| C-Lock Takes Emissions Monitoring Software to Poland Today at 3:45 PM
 
 C-Lock Technology Inc., says it’s got a better breed of software to measure, analyze and report greenhouse gas emissions, and they’ve gone to Poland to prove it.
 
 C-Lock announced Thursday that it has a $12.5 million deal to deploy its GreenCert software in a pilot project at 14 coal-fired power plants in Poland. The deal is with Crowley-Shindler Management LLC, a unit of The Crowley Group, which develops Internet networks and transportation infrastructure in Eastern Europe.
 
 Jim Bitonti, president of C-Lock, a subsidiary of “cleaner coal” refining company Evergreen Energy Inc., bills its GreenCert software as “a real-time, information management capability that can go from a component level drill-down, all the way through up to the enterprise.”
 
 In other words, he said, it can take data from smokestack monitoring equipment and similar sources, analyze it and store it for presentation to regulators like the U.S. Environmental Protection Agency or auditors for the European Union Emission Trading System, the world’s largest carbon-trading platform.
 
 GreenCert, which is built on infrastructure software from IBM, is already being tested at agricultural and coal-fired power plants in the United States and Canada, though Bitonti wouldn’t give more information about those projects.
 
 C-Lock isn’t the only company looking to make money on what’s expected to become a huge business of helping companies track and reduce their greenhouse gas emissions.
 
 In November, Sterling, Va.-based Clear Standards, which has developed software to help businesses calculate their carbon footprint throughout their operations and find energy-efficiency projects to deploy to cut emissions, raised $4 million for a Series A funding (see Clear Standards Bags $4M for Carbon Management).
 
 Earlier that month, San Francisco-based Planet Metrics said it had raised $2.3 million in Series A for its carbon management and visualization software (see Planet Metrics Launches Carbon Modeling, Raises $2.3M).
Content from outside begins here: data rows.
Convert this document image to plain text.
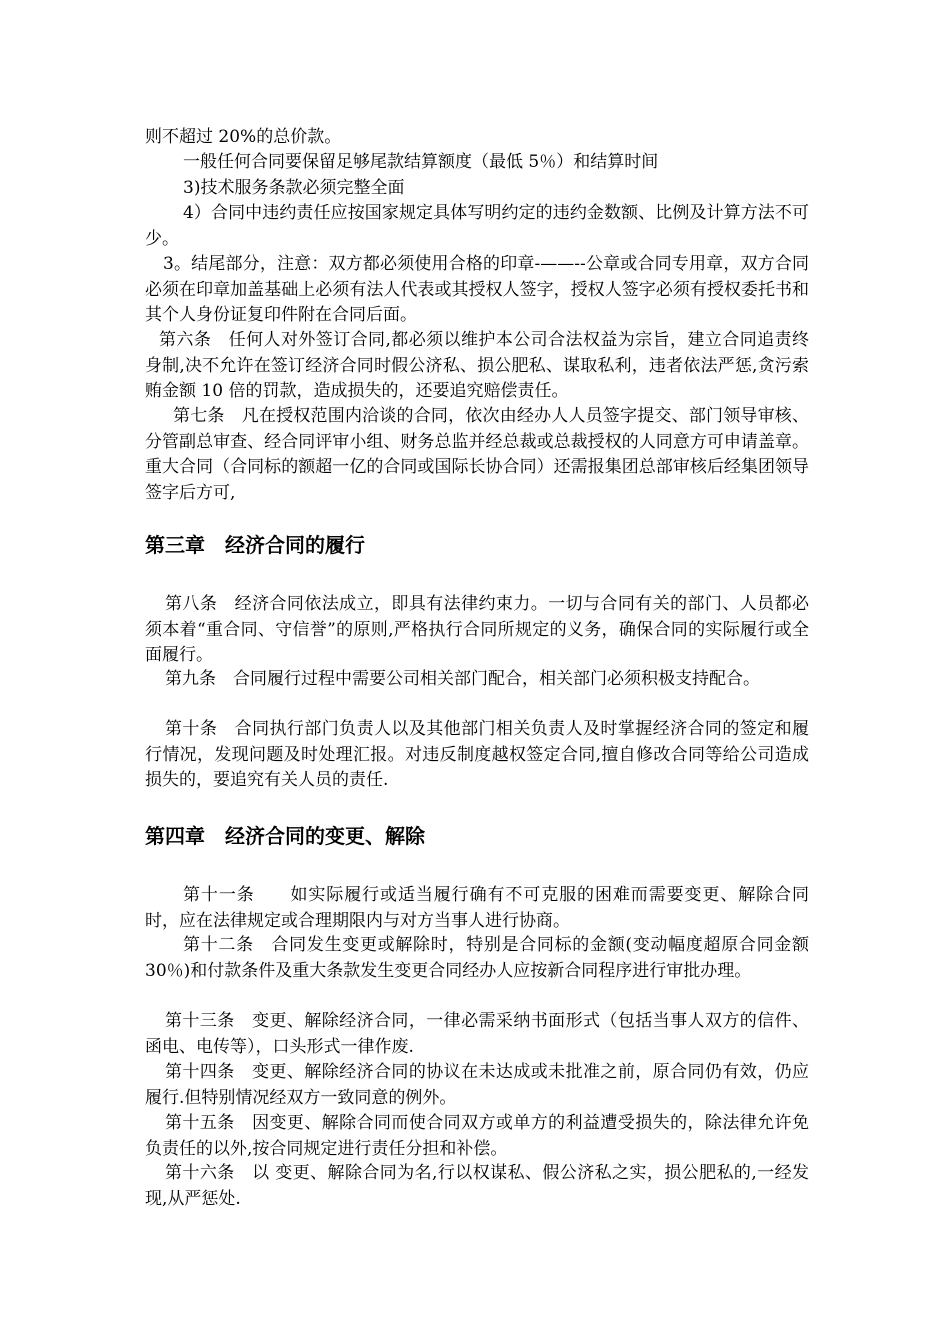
则不超过 20%的总价款。

一般任何合同要保留足够尾款结算额度（最低 5％）和结算时间

3)技术服务条款必须完整全面

4）合同中违约责任应按国家规定具体写明约定的违约金数额、比例及计算方法不可少。

3。结尾部分，注意：双方都必须使用合格的印章-——--公章或合同专用章，双方合同必须在印章加盖基础上必须有法人代表或其授权人签字，授权人签字必须有授权委托书和其个人身份证复印件附在合同后面。

第六条　任何人对外签订合同,都必须以维护本公司合法权益为宗旨，建立合同追责终身制,决不允许在签订经济合同时假公济私、损公肥私、谋取私利，违者依法严惩,贪污索贿金额 10 倍的罚款，造成损失的，还要追究赔偿责任。

第七条　凡在授权范围内洽谈的合同，依次由经办人人员签字提交、部门领导审核、分管副总审查、经合同评审小组、财务总监并经总裁或总裁授权的人同意方可申请盖章。重大合同（合同标的额超一亿的合同或国际长协合同）还需报集团总部审核后经集团领导签字后方可,

第三章　经济合同的履行

第八条　经济合同依法成立，即具有法律约束力。一切与合同有关的部门、人员都必须本着“重合同、守信誉”的原则,严格执行合同所规定的义务，确保合同的实际履行或全面履行。

第九条　合同履行过程中需要公司相关部门配合，相关部门必须积极支持配合。

第十条　合同执行部门负责人以及其他部门相关负责人及时掌握经济合同的签定和履行情况，发现问题及时处理汇报。对违反制度越权签定合同,擅自修改合同等给公司造成损失的，要追究有关人员的责任.

第四章　经济合同的变更、解除

第十一条　　如实际履行或适当履行确有不可克服的困难而需要变更、解除合同时，应在法律规定或合理期限内与对方当事人进行协商。

第十二条　合同发生变更或解除时，特别是合同标的金额(变动幅度超原合同金额 30％)和付款条件及重大条款发生变更合同经办人应按新合同程序进行审批办理。

第十三条　变更、解除经济合同，一律必需采纳书面形式（包括当事人双方的信件、函电、电传等），口头形式一律作废.

第十四条　变更、解除经济合同的协议在未达成或未批准之前，原合同仍有效，仍应履行.但特别情况经双方一致同意的例外。

第十五条　因变更、解除合同而使合同双方或单方的利益遭受损失的，除法律允许免负责任的以外,按合同规定进行责任分担和补偿。

第十六条　以 变更、解除合同为名,行以权谋私、假公济私之实，损公肥私的,一经发现,从严惩处.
Canada-based Carbonetworks also raised its Series A earlier this year, snagging $5 million.
 
 Given the potential market for helping companies reduce their greenhouse gas emissions, such bets could be well-placed.
 
 New Carbon Finance, a subsidiary of research firm New Energy Finance, projected in February that the world’s carbon-trading markets — led by the European Union’s carbon cap-and-trade program in place since 2005 — would top $100 billion by the end of 2008.
 
 In North America, regional cap-and-trade efforts now underway include The Regional Greenhouse Gas Initiative, which is made up of 10 northeastern states; the Western Climate Initiative under development by seven western states and four Canadian provinces; and private, voluntary programs such as the Chicago Climate Exchange and American Carbon Registry (see RGGI Generates $38.58M in Carbon Permit Sale, U.S. Congress Reconsiders Credits While Carbon Auctions Launches and American Carbon Wants Your Business).
 
 If the U.S. does put a cap-and-trade program in place, as President-elect Barack Obama has said he wants to do, it could boost the world’s carbon markets to $3 trillion by 2020, New Carbon Finance reported.
 
 But Bitonti said those markets won’t be able to work without accurate and reliable data on greenhouse gas emissions to back them up. That problem has arisen in the European Union, where one of the largest auditors for its carbon-trading program was recently suspended by the United Nations for alleged irregularities.
 
 And the scope of the information management challenge is daunting, he said. Scientists with the U.S. National Oceanographic and Atmospheric Administration and the University of Colorado said in April that a monitoring system to ensure regions are meeting their greenhouse gas emission reduction goals would have to be 10 times the size of monitoring in place today.